The attacks have been going on since at least November and researchers at Aqua Security have been tracking them all the while. There have been peaks and valleys in the attack volume over time, but recently the number of attacks has increased quite a bit in the last month. The attack process begins with the attackers identifying a Docker API port that’s exposed and then attempting to start a Ubuntu container, which then contacts a remote server and downloads a shell script. That script then downloads and runs some other scripts, one of which is used to maintain persistence.
The shell script also performs a number of other actions, including disabling security services, killing other pieces of malware, and downloading a piece of malware identified as Kinsing, which is a Linux agent. Once the malware is installed, it tries to connect to several different servers, one of which houses yet another shell script.

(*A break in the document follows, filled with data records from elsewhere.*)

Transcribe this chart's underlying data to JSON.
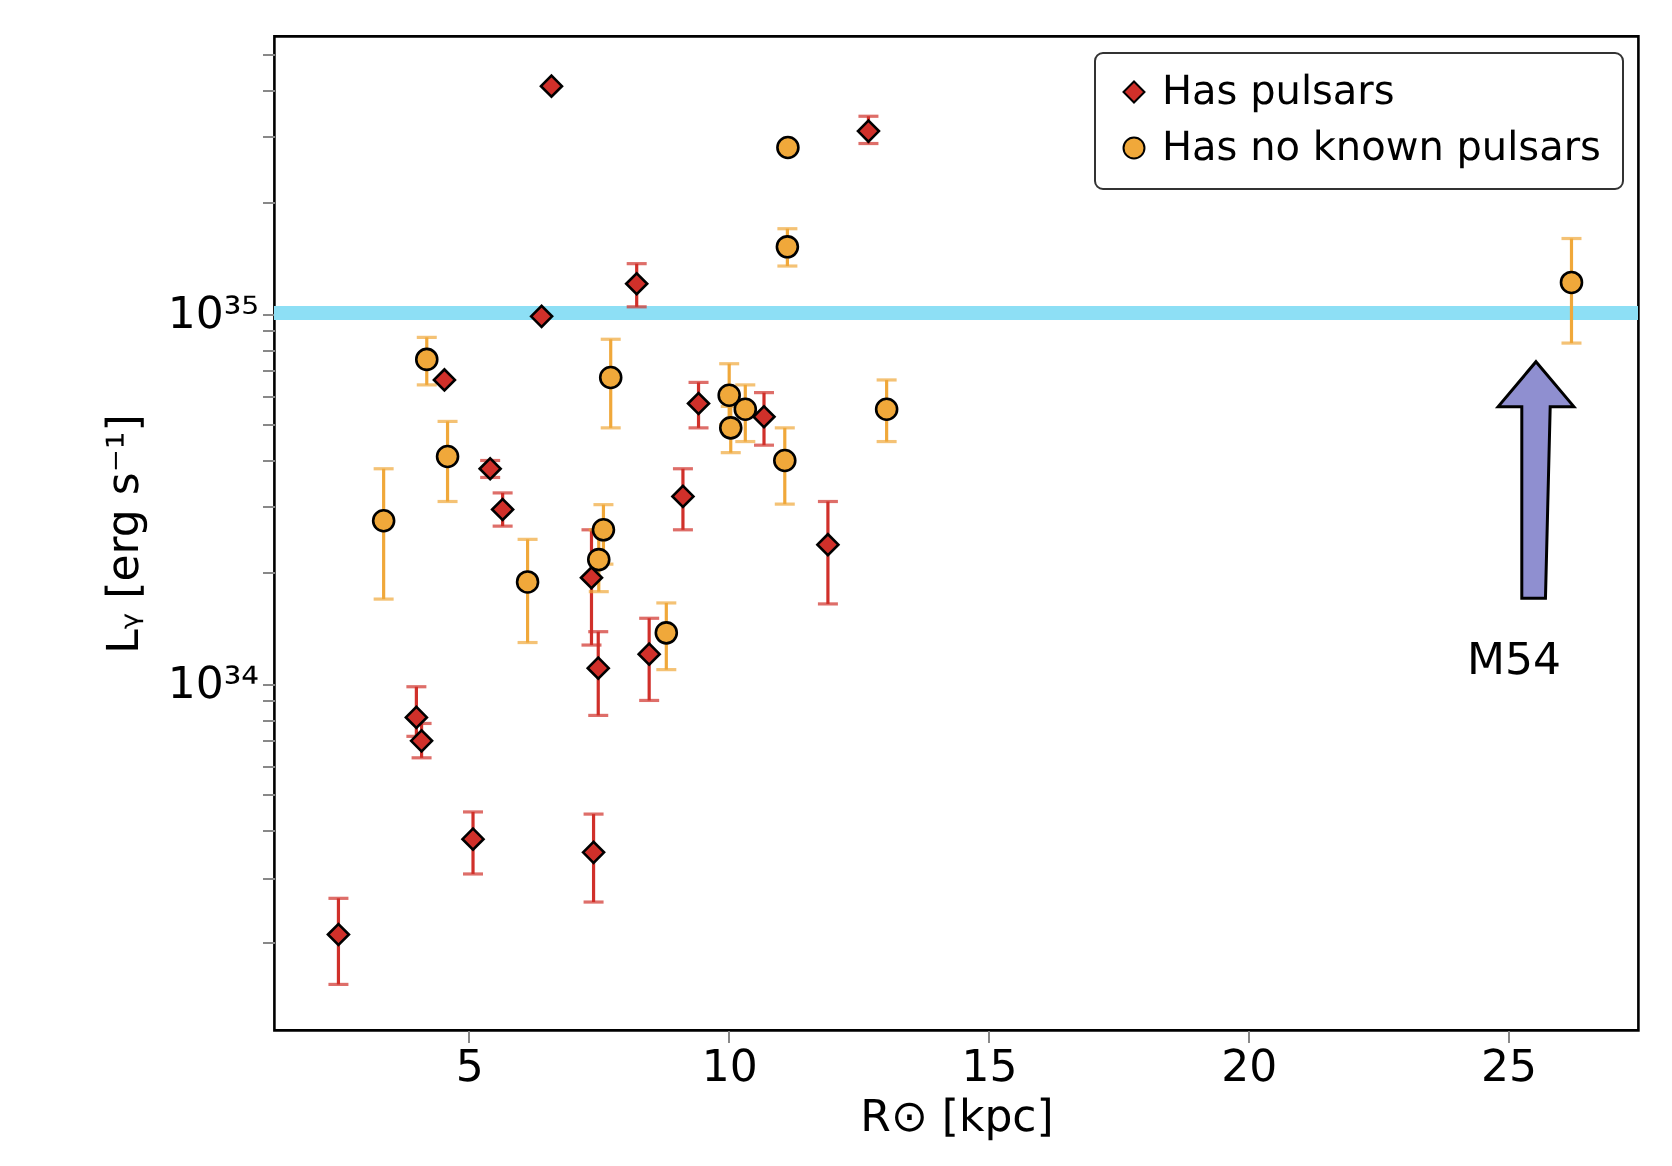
{
  "chart_data": {
    "type": "scatter",
    "xlabel": "R⊙ [kpc]",
    "ylabel": "Lᵧ [erg s⁻¹]",
    "xlim": [
      1.25,
      27.5
    ],
    "xticks": [
      5,
      10,
      15,
      20,
      25
    ],
    "ylim": [
      1.16e+33,
      5.6e+35
    ],
    "log": "y",
    "yticks": [
      {
        "value": 2e+33,
        "label": null
      },
      {
        "value": 3e+33,
        "label": null
      },
      {
        "value": 4e+33,
        "label": null
      },
      {
        "value": 5e+33,
        "label": null
      },
      {
        "value": 6e+33,
        "label": null
      },
      {
        "value": 7e+33,
        "label": null
      },
      {
        "value": 8e+33,
        "label": null
      },
      {
        "value": 9e+33,
        "label": null
      },
      {
        "value": 1e+34,
        "label": "10³⁴"
      },
      {
        "value": 2e+34,
        "label": null
      },
      {
        "value": 3e+34,
        "label": null
      },
      {
        "value": 4e+34,
        "label": null
      },
      {
        "value": 5e+34,
        "label": null
      },
      {
        "value": 6e+34,
        "label": null
      },
      {
        "value": 7e+34,
        "label": null
      },
      {
        "value": 8e+34,
        "label": null
      },
      {
        "value": 9e+34,
        "label": null
      },
      {
        "value": 1e+35,
        "label": "10³⁵"
      },
      {
        "value": 2e+35,
        "label": null
      },
      {
        "value": 3e+35,
        "label": null
      },
      {
        "value": 4e+35,
        "label": null
      },
      {
        "value": 5e+35,
        "label": null
      }
    ],
    "grid": false,
    "legend": "top right",
    "ref_lines": [
      {
        "axis": "y",
        "value": 1e+35,
        "color": "#8ddff5"
      }
    ],
    "annotations": [
      "M54"
    ],
    "series": [
      {
        "name": "Has pulsars",
        "color": "#d0302a",
        "marker": "diamond",
        "x": [
          6.59,
          12.69,
          8.23,
          6.4,
          4.53,
          9.42,
          10.68,
          5.41,
          5.65,
          9.12,
          11.91,
          7.36,
          8.47,
          7.49,
          3.99,
          4.09,
          5.08,
          7.4,
          2.49
        ],
        "values": [
          4.1e+35,
          3.1e+35,
          1.2e+35,
          9.8e+34,
          6.6e+34,
          5.7e+34,
          5.25e+34,
          3.8e+34,
          2.95e+34,
          3.2e+34,
          2.37e+34,
          1.93e+34,
          1.2e+34,
          1.1e+34,
          8.1e+33,
          7e+33,
          3.8e+33,
          3.5e+33,
          2.1e+33
        ],
        "errors": [
          null,
          [
            2.87e+35,
            3.4e+35
          ],
          [
            1.04e+35,
            1.36e+35
          ],
          null,
          null,
          [
            4.9e+34,
            6.5e+34
          ],
          [
            4.4e+34,
            6.1e+34
          ],
          [
            3.6e+34,
            4e+34
          ],
          [
            2.66e+34,
            3.27e+34
          ],
          [
            2.6e+34,
            3.8e+34
          ],
          [
            1.64e+34,
            3.1e+34
          ],
          [
            1.27e+34,
            2.6e+34
          ],
          [
            9e+33,
            1.5e+34
          ],
          [
            8.2e+33,
            1.38e+34
          ],
          [
            7.2e+33,
            9.8e+33
          ],
          [
            6.3e+33,
            7.8e+33
          ],
          [
            3.06e+33,
            4.5e+33
          ],
          [
            2.57e+33,
            4.44e+33
          ],
          [
            1.54e+33,
            2.63e+33
          ]
        ]
      },
      {
        "name": "Has no known pulsars",
        "color": "#f0a83a",
        "marker": "circle",
        "x": [
          11.14,
          11.13,
          26.22,
          4.19,
          7.73,
          10.01,
          10.32,
          13.04,
          10.04,
          4.59,
          11.08,
          3.36,
          7.59,
          7.5,
          6.13,
          8.8
        ],
        "values": [
          2.8e+35,
          1.51e+35,
          1.21e+35,
          7.5e+34,
          6.7e+34,
          6e+34,
          5.5e+34,
          5.5e+34,
          4.9e+34,
          4.1e+34,
          4e+34,
          2.75e+34,
          2.6e+34,
          2.16e+34,
          1.88e+34,
          1.37e+34
        ],
        "errors": [
          null,
          [
            1.34e+35,
            1.69e+35
          ],
          [
            8.3e+34,
            1.59e+35
          ],
          [
            6.4e+34,
            8.6e+34
          ],
          [
            4.9e+34,
            8.5e+34
          ],
          [
            5e+34,
            7.3e+34
          ],
          [
            4.5e+34,
            6.4e+34
          ],
          [
            4.5e+34,
            6.6e+34
          ],
          [
            4.2e+34,
            5.6e+34
          ],
          [
            3.1e+34,
            5.1e+34
          ],
          [
            3.05e+34,
            4.9e+34
          ],
          [
            1.69e+34,
            3.8e+34
          ],
          [
            2.1e+34,
            3.04e+34
          ],
          [
            1.77e+34,
            2.6e+34
          ],
          [
            1.29e+34,
            2.45e+34
          ],
          [
            1.09e+34,
            1.65e+34
          ]
        ]
      }
    ]
  }
}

“The spre.sh shell script that the malware downloads is used to laterally spread the malware across the container network. In order to discover potential targets and locate the information it needs to authenticate against, the script passively collects data from /.ssh/config, .bash_history, /.ssh/known_hosts, and the likes. We did not identify any active scanning techniques used to identify additional targets,” Gal Singer, a researcher at Aqua Security, said in a post detailing the attacks.
“Using the information gathered, the malware then attempts to connect to each host, using every possible user and key combination through SSH, in order to download the aforementioned shell script and run the malware on other hosts or containers in the network.”
The attackers then use an SSH command to connect to other machines inside the network and move around. The end goal of the intrusion is to install a Bitcoin miner, which is something of a quixotic move at this point. Attackers have been using illicit access to networks and cloud environments to run cryptominers for several years, but it’s often something like Monero or some obscure cryptocurrency rather than Bitcoin, which is much more difficult to mine now. Cloud environments are common targets for this type of attack as they typically have huge amounts of resources that can be harnessed for whatever the attacker’s purpose is.
“This attack stands out as yet another example of the growing threat to cloud native environments. With deployments becoming larger and container use on the rise, attackers are upping their game and mounting more ambitious attacks, with an increasing level of sophistication,” Singer said.